Step 4 – Let There Be Lights, Camera, Action! 

Now, we’re going to highlight several ways that Place Branding can progressively work to mitigate the adverse effects of climate change. But first, let’s look at who and how. No matter what your position, role, or even organisation, we can all begin by gathering information. Looking out for best practices, and in this case, how other place’s actions have influenced perceptions towards their country, region or city, as it pertains to the Climate Emergency, which will both inform and inspire. Take it to the next level. Place Branding strategy decisions often come from the top, so why not start there by discussing the challenges that lie ahead in terms of attracting a desired audience amid the rise of an urgent and growing state of need. 

Step 5 – Build a Lasting Active Community of Serious Intent

To do so effectively for the long term you will need to use the intelligence and data you have collected in the preceding steps on the known impacts of climate change on your place, whether past or present, and the potential of relevant potential future impacts on your community, in order to work with it to begin framing a plan to mitigate impacts not yet addressed and to communicate this to the wider community. Possible impacts to be assessed include but are not limited to, natural disasters, air pollution-related health problems, key carbon emitters, retrofitting worn out housing stock, and transport-related emissions of CO2. 

Taking stock together of what could go wrong and analysing the detrimental effects of a laissez faire approach will help you to convey the cost of doing nothing. You can discuss the general people and planet benefits of taking action, but you should do so through the lens of your local situation. For too long discussion on the Climate Emergency has been about what governments “up-there” should or must or can do. It’s time for local communities to think about what they individually, collectively, or in specific interest groups might do. 

Next up, compile a list of actions already being taken to combat the challenges currently being faced by your country, region or city. This will help to identify who to turn to for support and local know-how as well as identify where little action is being taken. This brings us back to the point of knowing your audience. Understanding where the action is and is not being currently taken allows for a productive conversation and ultimate presentation as to fixes which can be implemented where necessary and benchmarks of success for reference. Acting locally and thinking globally in this way can be very effective and persuasive. 

Integrating Action on The Climate Emergency into a place’s Central Idea (one that encapsulates and drives its brand strategy) will help to further the mandate for policy and action which address your current and future needs. Similar to the thinking behind the neighbourhood effect, looking at the collective action being taken by one’s neighbours will work to influence either directly or indirectly an individual’s action and behaviour. The greater the involvement of and action by your “shared community of interest” the more likely it is to be satisfied with the results.
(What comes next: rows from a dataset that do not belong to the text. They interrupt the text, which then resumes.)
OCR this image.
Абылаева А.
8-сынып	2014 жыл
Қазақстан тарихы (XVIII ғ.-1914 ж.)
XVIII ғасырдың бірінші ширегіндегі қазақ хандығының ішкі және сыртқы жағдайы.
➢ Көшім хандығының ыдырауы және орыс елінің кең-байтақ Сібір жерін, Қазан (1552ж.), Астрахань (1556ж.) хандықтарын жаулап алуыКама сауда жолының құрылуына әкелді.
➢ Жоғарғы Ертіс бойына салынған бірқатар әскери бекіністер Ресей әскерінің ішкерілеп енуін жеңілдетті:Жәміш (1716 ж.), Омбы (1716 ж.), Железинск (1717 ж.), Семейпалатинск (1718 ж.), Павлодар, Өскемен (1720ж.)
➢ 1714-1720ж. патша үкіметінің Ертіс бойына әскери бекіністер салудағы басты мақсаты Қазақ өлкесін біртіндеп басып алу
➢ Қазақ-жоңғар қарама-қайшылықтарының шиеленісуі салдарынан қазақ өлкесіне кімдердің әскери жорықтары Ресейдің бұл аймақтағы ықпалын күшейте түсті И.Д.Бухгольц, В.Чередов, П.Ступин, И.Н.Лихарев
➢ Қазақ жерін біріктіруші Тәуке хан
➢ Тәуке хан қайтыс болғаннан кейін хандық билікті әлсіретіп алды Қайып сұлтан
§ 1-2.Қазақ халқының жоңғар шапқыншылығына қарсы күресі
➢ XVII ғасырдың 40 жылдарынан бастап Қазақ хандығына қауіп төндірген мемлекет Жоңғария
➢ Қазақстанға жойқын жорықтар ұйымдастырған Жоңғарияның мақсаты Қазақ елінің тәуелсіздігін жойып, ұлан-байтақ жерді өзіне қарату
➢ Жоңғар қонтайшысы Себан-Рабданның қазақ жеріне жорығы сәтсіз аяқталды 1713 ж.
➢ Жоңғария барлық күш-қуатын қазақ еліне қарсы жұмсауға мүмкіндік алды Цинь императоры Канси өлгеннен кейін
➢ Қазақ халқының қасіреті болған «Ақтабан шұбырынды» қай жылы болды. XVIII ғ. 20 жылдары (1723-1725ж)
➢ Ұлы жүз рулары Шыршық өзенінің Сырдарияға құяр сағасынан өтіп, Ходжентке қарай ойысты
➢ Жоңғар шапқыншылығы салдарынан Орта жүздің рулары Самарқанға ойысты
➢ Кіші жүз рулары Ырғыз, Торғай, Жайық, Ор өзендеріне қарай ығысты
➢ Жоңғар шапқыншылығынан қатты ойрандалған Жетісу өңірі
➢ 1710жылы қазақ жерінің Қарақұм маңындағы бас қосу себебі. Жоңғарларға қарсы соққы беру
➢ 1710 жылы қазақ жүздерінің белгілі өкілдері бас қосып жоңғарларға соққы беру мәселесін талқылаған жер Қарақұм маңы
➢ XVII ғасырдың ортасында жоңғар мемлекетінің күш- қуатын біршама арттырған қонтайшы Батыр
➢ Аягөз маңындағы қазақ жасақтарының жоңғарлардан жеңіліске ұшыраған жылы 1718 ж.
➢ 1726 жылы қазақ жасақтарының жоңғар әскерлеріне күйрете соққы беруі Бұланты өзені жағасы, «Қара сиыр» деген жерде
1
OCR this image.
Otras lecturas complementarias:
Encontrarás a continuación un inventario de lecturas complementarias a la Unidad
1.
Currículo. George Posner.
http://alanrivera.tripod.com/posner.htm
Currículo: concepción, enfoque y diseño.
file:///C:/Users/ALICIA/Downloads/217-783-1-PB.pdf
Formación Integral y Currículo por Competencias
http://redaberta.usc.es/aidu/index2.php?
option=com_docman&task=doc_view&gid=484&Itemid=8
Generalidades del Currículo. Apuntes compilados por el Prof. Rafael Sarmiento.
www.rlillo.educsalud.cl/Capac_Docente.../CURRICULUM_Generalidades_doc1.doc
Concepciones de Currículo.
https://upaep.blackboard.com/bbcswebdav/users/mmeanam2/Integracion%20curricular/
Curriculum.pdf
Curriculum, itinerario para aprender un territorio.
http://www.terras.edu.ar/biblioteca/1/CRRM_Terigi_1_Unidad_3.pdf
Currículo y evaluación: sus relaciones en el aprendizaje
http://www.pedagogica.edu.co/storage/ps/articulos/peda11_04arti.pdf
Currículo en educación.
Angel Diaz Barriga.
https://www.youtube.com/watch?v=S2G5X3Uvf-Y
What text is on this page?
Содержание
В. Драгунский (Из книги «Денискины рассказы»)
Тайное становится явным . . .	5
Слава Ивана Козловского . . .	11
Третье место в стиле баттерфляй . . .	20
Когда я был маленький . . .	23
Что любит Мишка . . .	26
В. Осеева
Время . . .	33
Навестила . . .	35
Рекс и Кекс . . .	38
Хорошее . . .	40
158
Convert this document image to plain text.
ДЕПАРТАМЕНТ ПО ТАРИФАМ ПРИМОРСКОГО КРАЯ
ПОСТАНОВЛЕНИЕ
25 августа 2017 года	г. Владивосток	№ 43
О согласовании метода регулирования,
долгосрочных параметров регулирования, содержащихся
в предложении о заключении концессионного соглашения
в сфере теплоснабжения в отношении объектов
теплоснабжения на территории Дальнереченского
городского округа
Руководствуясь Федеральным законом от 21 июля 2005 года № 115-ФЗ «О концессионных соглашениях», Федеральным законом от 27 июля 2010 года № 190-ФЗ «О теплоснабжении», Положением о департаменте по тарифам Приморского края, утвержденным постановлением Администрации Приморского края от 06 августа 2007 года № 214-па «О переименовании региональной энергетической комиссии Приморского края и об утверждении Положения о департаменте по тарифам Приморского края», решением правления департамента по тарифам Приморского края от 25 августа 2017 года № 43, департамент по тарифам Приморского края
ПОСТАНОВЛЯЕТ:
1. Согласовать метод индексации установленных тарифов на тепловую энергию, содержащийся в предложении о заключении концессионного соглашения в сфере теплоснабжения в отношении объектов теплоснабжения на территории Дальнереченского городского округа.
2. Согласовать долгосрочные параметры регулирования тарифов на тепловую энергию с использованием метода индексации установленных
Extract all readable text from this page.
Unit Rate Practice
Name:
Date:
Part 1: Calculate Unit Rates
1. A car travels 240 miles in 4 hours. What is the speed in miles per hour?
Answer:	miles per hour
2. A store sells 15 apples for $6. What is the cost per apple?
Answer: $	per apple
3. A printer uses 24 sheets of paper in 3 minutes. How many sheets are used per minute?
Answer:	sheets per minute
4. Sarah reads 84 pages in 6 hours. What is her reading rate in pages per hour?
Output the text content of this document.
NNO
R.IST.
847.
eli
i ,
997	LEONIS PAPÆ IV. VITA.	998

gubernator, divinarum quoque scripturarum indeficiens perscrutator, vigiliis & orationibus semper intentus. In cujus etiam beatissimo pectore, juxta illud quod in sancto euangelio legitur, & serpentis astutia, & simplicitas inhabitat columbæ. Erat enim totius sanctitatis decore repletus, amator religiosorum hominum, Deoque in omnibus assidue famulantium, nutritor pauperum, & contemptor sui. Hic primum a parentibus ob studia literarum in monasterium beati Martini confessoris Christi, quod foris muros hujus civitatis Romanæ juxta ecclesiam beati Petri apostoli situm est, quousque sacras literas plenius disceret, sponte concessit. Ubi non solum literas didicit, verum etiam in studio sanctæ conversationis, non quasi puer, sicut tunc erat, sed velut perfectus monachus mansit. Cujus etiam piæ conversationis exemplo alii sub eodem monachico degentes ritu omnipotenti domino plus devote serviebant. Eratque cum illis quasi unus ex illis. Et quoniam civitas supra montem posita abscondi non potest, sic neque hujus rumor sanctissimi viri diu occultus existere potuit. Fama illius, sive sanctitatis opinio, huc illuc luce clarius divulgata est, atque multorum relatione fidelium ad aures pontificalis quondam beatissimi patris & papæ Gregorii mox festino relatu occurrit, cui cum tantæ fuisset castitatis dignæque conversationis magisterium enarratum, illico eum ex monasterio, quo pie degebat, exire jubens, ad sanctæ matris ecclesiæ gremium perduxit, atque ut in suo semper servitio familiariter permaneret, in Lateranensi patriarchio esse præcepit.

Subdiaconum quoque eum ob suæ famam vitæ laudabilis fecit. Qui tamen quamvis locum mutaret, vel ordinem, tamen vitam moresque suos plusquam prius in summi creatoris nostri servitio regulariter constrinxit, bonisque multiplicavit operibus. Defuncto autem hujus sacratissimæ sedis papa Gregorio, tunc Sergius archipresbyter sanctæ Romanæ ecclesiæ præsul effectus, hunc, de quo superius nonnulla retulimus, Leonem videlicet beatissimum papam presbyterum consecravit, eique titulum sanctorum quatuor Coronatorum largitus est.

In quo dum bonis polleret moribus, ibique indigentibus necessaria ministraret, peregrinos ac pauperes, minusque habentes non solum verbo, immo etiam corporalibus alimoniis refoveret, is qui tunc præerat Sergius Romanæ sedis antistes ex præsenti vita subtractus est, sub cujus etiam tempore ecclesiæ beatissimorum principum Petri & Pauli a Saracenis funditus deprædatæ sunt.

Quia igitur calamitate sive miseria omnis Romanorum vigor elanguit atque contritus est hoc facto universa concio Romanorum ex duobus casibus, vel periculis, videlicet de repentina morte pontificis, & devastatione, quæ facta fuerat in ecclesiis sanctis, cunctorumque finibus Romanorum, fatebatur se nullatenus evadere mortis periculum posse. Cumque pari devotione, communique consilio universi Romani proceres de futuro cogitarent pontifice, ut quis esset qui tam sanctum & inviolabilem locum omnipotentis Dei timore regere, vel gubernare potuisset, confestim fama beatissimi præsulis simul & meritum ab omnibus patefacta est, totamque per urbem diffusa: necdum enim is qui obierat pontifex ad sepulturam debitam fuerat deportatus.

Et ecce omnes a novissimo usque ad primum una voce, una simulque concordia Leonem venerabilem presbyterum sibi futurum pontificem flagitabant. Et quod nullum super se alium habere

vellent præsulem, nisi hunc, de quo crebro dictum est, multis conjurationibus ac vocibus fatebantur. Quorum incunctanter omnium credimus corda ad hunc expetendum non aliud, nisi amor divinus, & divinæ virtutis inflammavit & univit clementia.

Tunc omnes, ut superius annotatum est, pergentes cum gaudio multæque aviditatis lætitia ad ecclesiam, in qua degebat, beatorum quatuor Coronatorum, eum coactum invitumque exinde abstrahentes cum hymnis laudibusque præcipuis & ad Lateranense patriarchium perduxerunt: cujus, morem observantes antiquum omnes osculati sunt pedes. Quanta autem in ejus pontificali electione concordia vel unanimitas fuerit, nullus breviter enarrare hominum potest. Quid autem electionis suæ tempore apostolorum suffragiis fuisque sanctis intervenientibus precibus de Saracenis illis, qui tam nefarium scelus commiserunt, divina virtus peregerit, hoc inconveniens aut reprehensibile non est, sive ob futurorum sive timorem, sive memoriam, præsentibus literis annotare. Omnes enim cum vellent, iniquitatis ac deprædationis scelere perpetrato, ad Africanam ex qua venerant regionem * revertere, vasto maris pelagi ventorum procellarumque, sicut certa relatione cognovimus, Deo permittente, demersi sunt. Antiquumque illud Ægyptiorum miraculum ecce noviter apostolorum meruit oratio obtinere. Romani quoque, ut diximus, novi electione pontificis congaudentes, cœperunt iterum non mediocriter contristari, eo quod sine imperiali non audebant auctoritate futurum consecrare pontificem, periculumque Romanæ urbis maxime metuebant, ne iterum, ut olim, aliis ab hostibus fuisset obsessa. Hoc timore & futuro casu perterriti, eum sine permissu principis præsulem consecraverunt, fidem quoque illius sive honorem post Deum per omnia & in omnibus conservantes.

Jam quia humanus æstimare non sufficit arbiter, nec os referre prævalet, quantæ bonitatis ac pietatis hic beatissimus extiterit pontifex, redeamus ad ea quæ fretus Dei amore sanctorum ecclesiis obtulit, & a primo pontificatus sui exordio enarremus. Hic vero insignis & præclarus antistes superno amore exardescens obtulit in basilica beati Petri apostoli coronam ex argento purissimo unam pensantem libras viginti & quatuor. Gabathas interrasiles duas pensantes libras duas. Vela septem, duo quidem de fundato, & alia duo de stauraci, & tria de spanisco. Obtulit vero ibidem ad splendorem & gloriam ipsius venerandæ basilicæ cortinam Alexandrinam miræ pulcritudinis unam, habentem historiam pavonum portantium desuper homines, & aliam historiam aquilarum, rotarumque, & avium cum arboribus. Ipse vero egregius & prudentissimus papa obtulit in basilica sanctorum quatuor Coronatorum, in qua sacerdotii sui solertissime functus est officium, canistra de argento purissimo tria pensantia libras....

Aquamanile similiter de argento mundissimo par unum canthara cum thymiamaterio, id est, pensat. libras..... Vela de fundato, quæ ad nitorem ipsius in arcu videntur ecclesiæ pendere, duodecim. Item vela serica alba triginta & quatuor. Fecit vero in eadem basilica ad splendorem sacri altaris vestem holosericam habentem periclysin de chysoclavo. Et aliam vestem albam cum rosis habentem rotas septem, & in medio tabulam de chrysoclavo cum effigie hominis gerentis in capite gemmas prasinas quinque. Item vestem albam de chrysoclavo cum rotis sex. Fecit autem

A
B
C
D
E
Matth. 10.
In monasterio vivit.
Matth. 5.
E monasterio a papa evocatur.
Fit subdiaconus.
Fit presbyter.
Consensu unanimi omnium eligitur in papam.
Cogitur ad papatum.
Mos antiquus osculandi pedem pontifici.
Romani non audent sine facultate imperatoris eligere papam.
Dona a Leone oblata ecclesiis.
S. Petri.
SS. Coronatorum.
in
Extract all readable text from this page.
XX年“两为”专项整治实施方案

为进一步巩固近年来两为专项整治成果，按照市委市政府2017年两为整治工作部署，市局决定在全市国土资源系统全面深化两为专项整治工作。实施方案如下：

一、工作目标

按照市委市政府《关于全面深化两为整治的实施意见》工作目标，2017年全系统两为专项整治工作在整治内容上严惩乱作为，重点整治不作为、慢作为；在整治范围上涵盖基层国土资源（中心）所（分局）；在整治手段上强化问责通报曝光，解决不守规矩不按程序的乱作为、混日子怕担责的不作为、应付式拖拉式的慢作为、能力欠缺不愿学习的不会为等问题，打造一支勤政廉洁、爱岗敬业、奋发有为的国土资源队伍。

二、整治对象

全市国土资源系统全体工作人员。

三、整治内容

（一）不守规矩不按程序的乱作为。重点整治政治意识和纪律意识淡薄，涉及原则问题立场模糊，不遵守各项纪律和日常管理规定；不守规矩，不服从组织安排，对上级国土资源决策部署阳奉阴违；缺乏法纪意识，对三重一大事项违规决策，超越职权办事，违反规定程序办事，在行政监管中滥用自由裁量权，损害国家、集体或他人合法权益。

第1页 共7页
Historically, it may not have been an attractive trait to require certain “green” practices to sustain place development, but the tables have turned, and the majority of today’s place audiences would feel a greater sense of attraction to a community which prioritises the local wellbeing.

It is time to take the Challenges and Impacts of the Climate Emergency seriously

The focus of this article is the importance of recognising the known and potential impacts of the Climate Emergency on places and the implications for the development, implementation and communication of their Place Brand strategies. 

It builds on the blogs that Malcolm Allan, President of Bloom Consulting, has been writing for The Place Brand Observer during 2020/2021 on how Place Brand strategists might take practical effective actions in making this link.